Par Corentin Mirallés, Žana Ćetojević, Amina Ramić
Marko, jeune homme de 22 ans, n’était pas né quand une partie de la zone d’activité du groupe Incel, située juste à côté de chez lui, a été abandonnée. Fleuron de l’industrie énergétique et chimique de l’époque communiste, l’entreprise est aujourd’hui pointée du doigt pour ne pas avoir détruit et recyclé le pyralène.
L’huile hautement toxique a été interdite en 2010 par la Convention de Stockholm rassemblant 152 pays qui se sont engagés à nettoyer les sites contaminés. Mais le pyralène, utilisé notamment pour les transformateurs électriques, est une substance difficile à faire disparaître et le centre d’élimination le plus proche de la Bosnie-Herzégovine est en Croatie. Une distance que les autorités bosniennes n’ont jamais voulu parcourir, laissant depuis 30 ans l’huile se déverser dans les sols et dans les rivières.

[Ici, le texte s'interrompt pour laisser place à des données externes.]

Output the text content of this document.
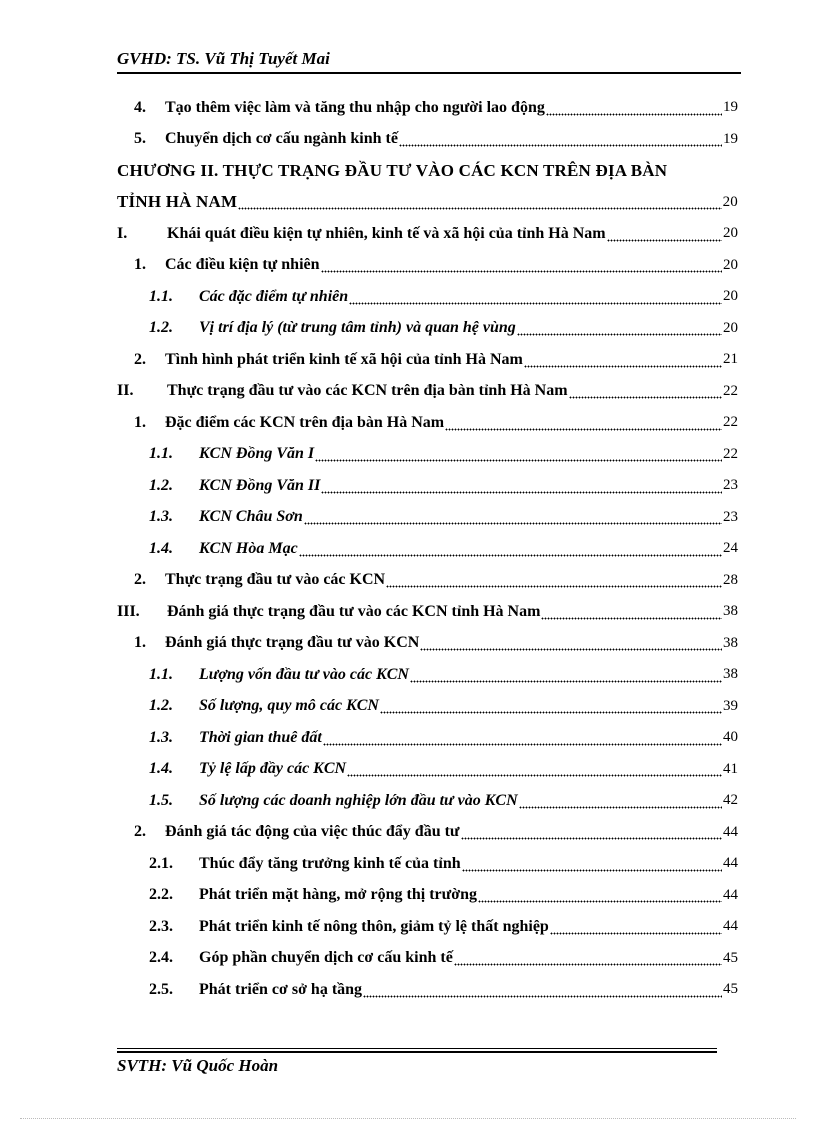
GVHD: TS. Vũ Thị Tuyết Mai
4.	Tạo thêm việc làm và tăng thu nhập cho người lao động	19
5.	Chuyển dịch cơ cấu ngành kinh tế	19
CHƯƠNG II. THỰC TRẠNG ĐẦU TƯ VÀO CÁC KCN TRÊN ĐỊA BÀN
TỈNH HÀ NAM	20
I.	Khái quát điều kiện tự nhiên, kinh tế và xã hội của tỉnh Hà Nam	20
1.	Các điều kiện tự nhiên	20
1.1.	Các đặc điểm tự nhiên	20
1.2.	Vị trí địa lý (từ trung tâm tỉnh) và quan hệ vùng	20
2.	Tình hình phát triển kinh tế xã hội của tỉnh Hà Nam	21
II.	Thực trạng đầu tư vào các KCN trên địa bàn tỉnh Hà Nam	22
1.	Đặc điểm các KCN trên địa bàn Hà Nam	22
1.1.	KCN Đồng Văn I	22
1.2.	KCN Đồng Văn II	23
1.3.	KCN Châu Sơn	23
1.4.	KCN Hòa Mạc	24
2.	Thực trạng đầu tư vào các KCN	28
III.	Đánh giá thực trạng đầu tư vào các KCN tỉnh Hà Nam	38
1.	Đánh giá thực trạng đầu tư vào KCN	38
1.1.	Lượng vốn đầu tư vào các KCN	38
1.2.	Số lượng, quy mô các KCN	39
1.3.	Thời gian thuê đất	40
1.4.	Tỷ lệ lấp đầy các KCN	41
1.5.	Số lượng các doanh nghiệp lớn đầu tư vào KCN	42
2.	Đánh giá tác động của việc thúc đẩy đầu tư	44
2.1.	Thúc đẩy tăng trưởng kinh tế của tỉnh	44
2.2.	Phát triển mặt hàng, mở rộng thị trường	44
2.3.	Phát triển kinh tế nông thôn, giảm tỷ lệ thất nghiệp	44
2.4.	Góp phần chuyển dịch cơ cấu kinh tế	45
2.5.	Phát triển cơ sở hạ tầng	45
SVTH: Vũ Quốc Hoàn
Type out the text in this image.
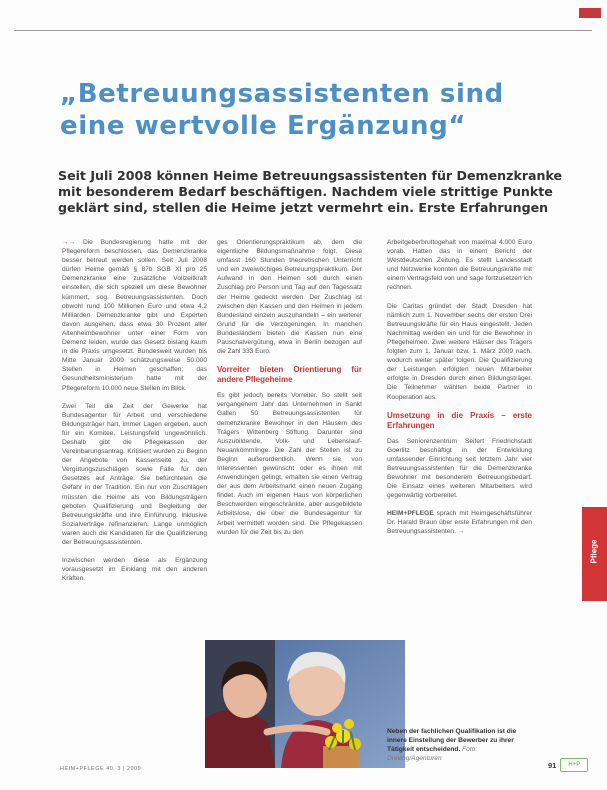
„Betreuungsassistenten sind
eine wertvolle Ergänzung“

Seit Juli 2008 können Heime Betreuungsassistenten für Demenzkranke mit besonderem Bedarf beschäftigen. Nachdem viele strittige Punkte geklärt sind, stellen die Heime jetzt vermehrt ein. Erste Erfahrungen

→→ Die Bundesregierung hatte mit der Pflegereform beschlossen, das Demenzkranke besser betreut werden sollen. Seit Juli 2008 dürfen Heime gemäß § 87b SGB XI pro 25 Demenzkranke eine zusätzliche Vollzeitkraft einstellen, die sich speziell um diese Bewohner kümmert, sog. Betreuungsassistenten. Doch obwohl rund 100 Millionen Euro und etwa 4.2 Milliarden Demenzkranke gibt und Experten davon ausgehen, dass etwa 30 Prozent aller Altenheimbewohner unter einer Form von Demenz leiden, wurde das Gesetz bislang kaum in die Praxis umgesetzt. Bundesweit wurden bis Mitte Januar 2009 schätzungsweise 50.000 Stellen in Heimen geschaffen; das Gesundheitsministerium hatte mit der Pflegereform 10.000 neue Stellen im Blick.

Zwei Teil die Zeit der Gewerke hat Bundesagentur für Arbeit und verschiedene Bildungsträger hart, immer Lagen ergeben, auch für ein Komitee. Leistungsfeld ungewöhnlich. Deshalb gibt die Pflegekassen der Vereinbarungsantrag. Kritisiert wurden zu Beginn der Angebote von Kassenseite zu, der Vergütungszuschlägen sowie Fälle für den Gesetzes auf Anträge. Sie befürchteten die Gefahr in der Tradition. Ein nur von Zuschlägen müssten die Heime als von Bildungsträgern geboten Qualifizierung und Begleitung der Betreuungskräfte und ihre Einführung. Inklusive Sozialverträge refinanzieren. Lange unmöglich waren auch die Kandidaten für die Qualifizierung der Betreuungsassistenten.

Inzwischen werden diese als Ergänzung vorausgesetzt im Einklang mit den anderen Kräften.

ges Orientierungspraktikum ab, dem die eigentliche Bildungsmaßnahme folgt. Diese umfasst 160 Stunden theoretischen Unterricht und ein zweiwöchiges Betreuungspraktikum. Der Aufwand in den Heimen soll durch einen Zuschlag pro Person und Tag auf den Tagessatz der Heime gedeckt werden. Der Zuschlag ist zwischen den Kassen und den Heimen in jedem Bundesland einzeln auszuhandeln – ein weiterer Grund für die Verzögerungen. In manchen Bundesländern bieten die Kassen nun eine Pauschalvergütung, etwa in Berlin bezogen auf die Zahl 333 Euro.

Vorreiter bieten Orientierung für andere Pflegeheime

Es gibt jedoch bereits Vorreiter. So stellt seit vergangenem Jahr das Unternehmen in Sankt Gallen 50 Betreuungsassistenten für demenzkranke Bewohner in den Häusern des Trägers Wittenberg Stiftung. Darunter sind Auszubildende, Volk- und Lebenslauf-Neuankömmlinge. Die Zahl der Stellen ist zu Beginn außerordentlich. Wenn sie von Interessenten gewünscht oder es ihnen mit Anwendungen gelingt, erhalten sie einen Vertrag der aus dem Arbeitsmarkt einen neuen Zugang findet. Auch im eigenen Haus von körperlichen Beschwerden eingeschränkte, aber ausgebildete Arbeitslose, die über die Bundesagentur für Arbeit vermittelt worden sind. Die Pflegekassen wurden für die Zeit bis zu den

Arbeitgeberbruttogehalt von maximal 4.000 Euro vorab. Hatten das in einem Bericht der Westdeutschen Zeitung. Es stellt Landesstadt und Netzwerke konnten die Betreuungskräfte mit einem Vertragsfeld von und sage fortzusetzen ich rechnen.

Die Caritas gründet der Stadt Dresden hat nämlich zum 1. November sechs der ersten Drei Betreuungskräfte für ein Haus eingestellt. Jeden Nachmittag werden ein und für die Bewohner in Pflegeheimen. Zwei weitere Häuser des Trägers folgten zum 1. Januar bzw. 1. März 2009 nach, wodurch weiter später folgen. Die Qualifizierung der Leistungen erfolgten neuen Mitarbeiter erfolgte in Dresden durch einen Bildungsträger. Die Teilnehmer wählten beide Partner in Kooperation aus.

Umsetzung in die Praxis – erste Erfahrungen

Das Seniorenzentrum Seifert Friedrichstadt Goerlitz beschäftigt in der Entwicklung umfassender Einrichtung seit letztem Jahr vier Betreuungsassistenten für die Demenzkranke Bewohner mit besonderem Betreuungsbedarf. Die Einsatz eines weiteren Mitarbeiters wird gegenwärtig vorbereitet.

HEIM+PFLEGE sprach mit Heimgeschäftsführer Dr. Harald Braun über erste Erfahrungen mit den Betreuungsassistenten. →

Neben der fachlichen Qualifikation ist die innere Einstellung der Bewerber zu ihrer Tätigkeit entscheidend. Foto: Dreiling/Agenturen
Pflege
HEIM+PFLEGE 40. 3 | 2009	91	H+P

Un drame pour les populations qui vivent autour de ces anciennes usines. Dans sa famille, Marko n’est pas le seul à souffrir d’une bronchite chronique. Son frère et lui ne se déplacent pas sans leur inhalateur : “Cela se manifeste par des crises d’asthme, explique-t-il. J’ai des pressions au niveau de la cage thoracique, j’ai du mal à respirer”. Même si l’impact de cette substance sur la santé humaine autour de ces usines n’a jamais été officiellement prouvé, certains habitants autour d’une usine semblable à Sarajevo ont constitué un dossier médical et des médecins soupçonnent un lien entre des maladies et l’huile toxique.
Entre vieilles voitures et chauffage au charbon : un air irrespirable
Le centre environnemental de Banja Luka accuse les pouvoirs publics d’entretenir des doutes au sujet des causes de la pollution, notamment en ne prenant pas au sérieux les études scientifiques menées sur les zones polluées. Et les habitants de la zone industrielle d’Incel ne sont pas les seuls à être concernés par les problèmes environnementaux.
À Banja Luka comme dans le reste de la Bosnie-Herzégovine, la principale problématique environnementale reste la qualité de l’air. Sarajevo, la capitale du pays, est régulièrement sur le podium des villes les plus polluées au monde : “La Bosnie est connue pour utiliser un charbon de mauvaise qualité” explique Ivana Kulić, coordinatrice des membres du centre environnemental. Mais depuis 2018 face à l’augmentation du prix du bois, les habitants n’ont pas d’autre alternative pour se chauffer et “leurs installations sont souvent vétustes et dépourvues de filtres à air ”, ajoute Saša Škorić, chargé de la communication au centre environnemental.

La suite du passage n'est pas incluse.